Le 19 septembre 1935 Charles Mary épouse Teresina Para. Elle est née en 1914 à Mercato Saraceno (Italie).
Le couple aura un enfant, qui naît après 1936 à Auboué (il n’est pas mentionné lors du recensement de 1936). Ils habitent au 297, cités du Tunnel.
Au n° 193, habitent le père, David Para, mineur, la mère Assunta Angeli et le frère Secondo de son épouse.
Militant syndical, Charles Mary est membre du Bureau syndical de la CGT à la mine de fer.
La photo ci-contre prise au cinéma Trianon d’Auboué montre le syndicat CGT d’Auboué en 1937.
Six des participants figurant sur cette photo seront déportés ou fusillés (document Alfred Rossolini. Un agrandissement du visage de Charles Mary a été repris dans la notice succincte du Maitron).
A la déclaration de guerre en 1939, Charles Mary est mobilisé (il a effectué son service militaire en 1931 et a terminé avec le grade de caporal. Il est mobilisé comme caporal au 128e régiment d’infanterie).
Le 17 juin 1940 l’armée allemande occupe Auboué.
La Kommandantur est installée dans le logement de la directrice d’école, au dessus de la mairie. Puis elle sera installée à Briey. Le 22 juin, l’armistice est signé. Le 10 juillet 1940 Pétain, investi des pleins pouvoirs par l’Assemblée nationale, s’octroie le lendemain le titre de « chef de l’Etat français ». Il lance la « Révolution nationale » en rupture avec nombre de principes républicains (confusion des pouvoirs législatifs et exécutifs ; rejet du multipartisme, suppression des syndicats et du droit de grève, antisémitisme d’état…). L’Alsace Moselle est occupée
Fin juin 1940, toute la Meurthe-et-Moselle est occupée : elle est avec la Meuse et les Vosges dans la « zone réservée » allant des Ardennes à la Franche-Comté, destinée au « peuplement allemand ».
À l’est de la « ligne du Führer », tracée depuis la Somme jusqu’à la frontière suisse, les autorités nazies envisagent une germanisation des territoires suivant différentes orientations.
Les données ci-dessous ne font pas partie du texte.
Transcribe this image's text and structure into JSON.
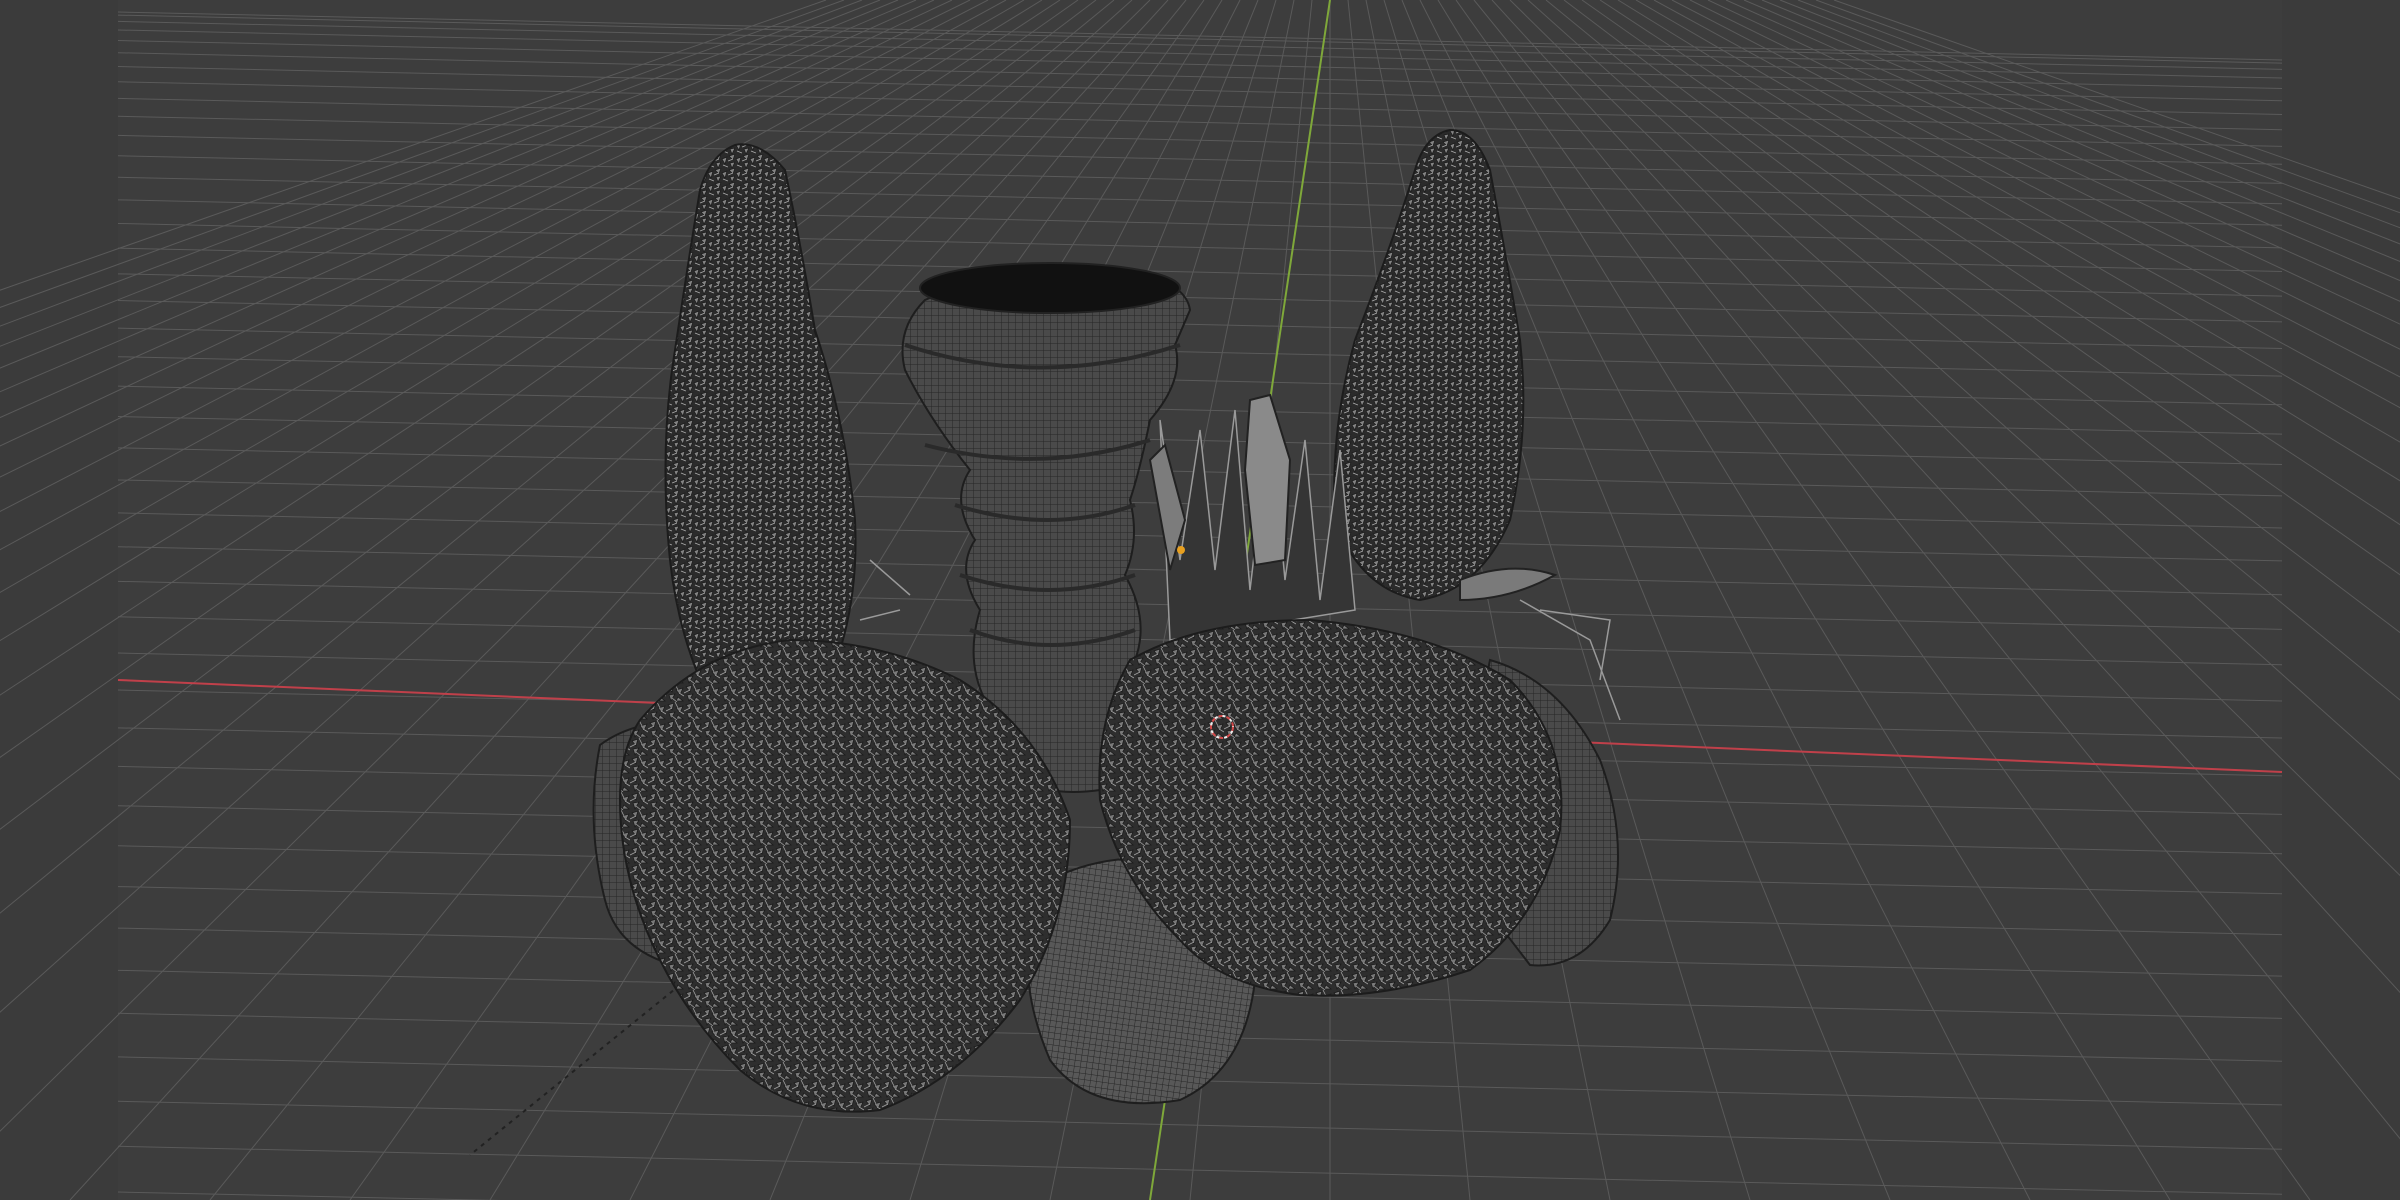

C’est un autre sort que celui de la Moselle et de l’Alsace, annexées par le Reich, du Nord et du Pas-de-Calais, mis sous la tutelle du commandement militaire allemand de Bruxelles, qui attend les territoires situés le long de cette ligne dite du Nord-Est. En tout ou partie, ces départements, et parmi eux les francs-comtois, font l’objet d’une « zone réservée » des Allemands (« En direct », Université de Franche-Comté).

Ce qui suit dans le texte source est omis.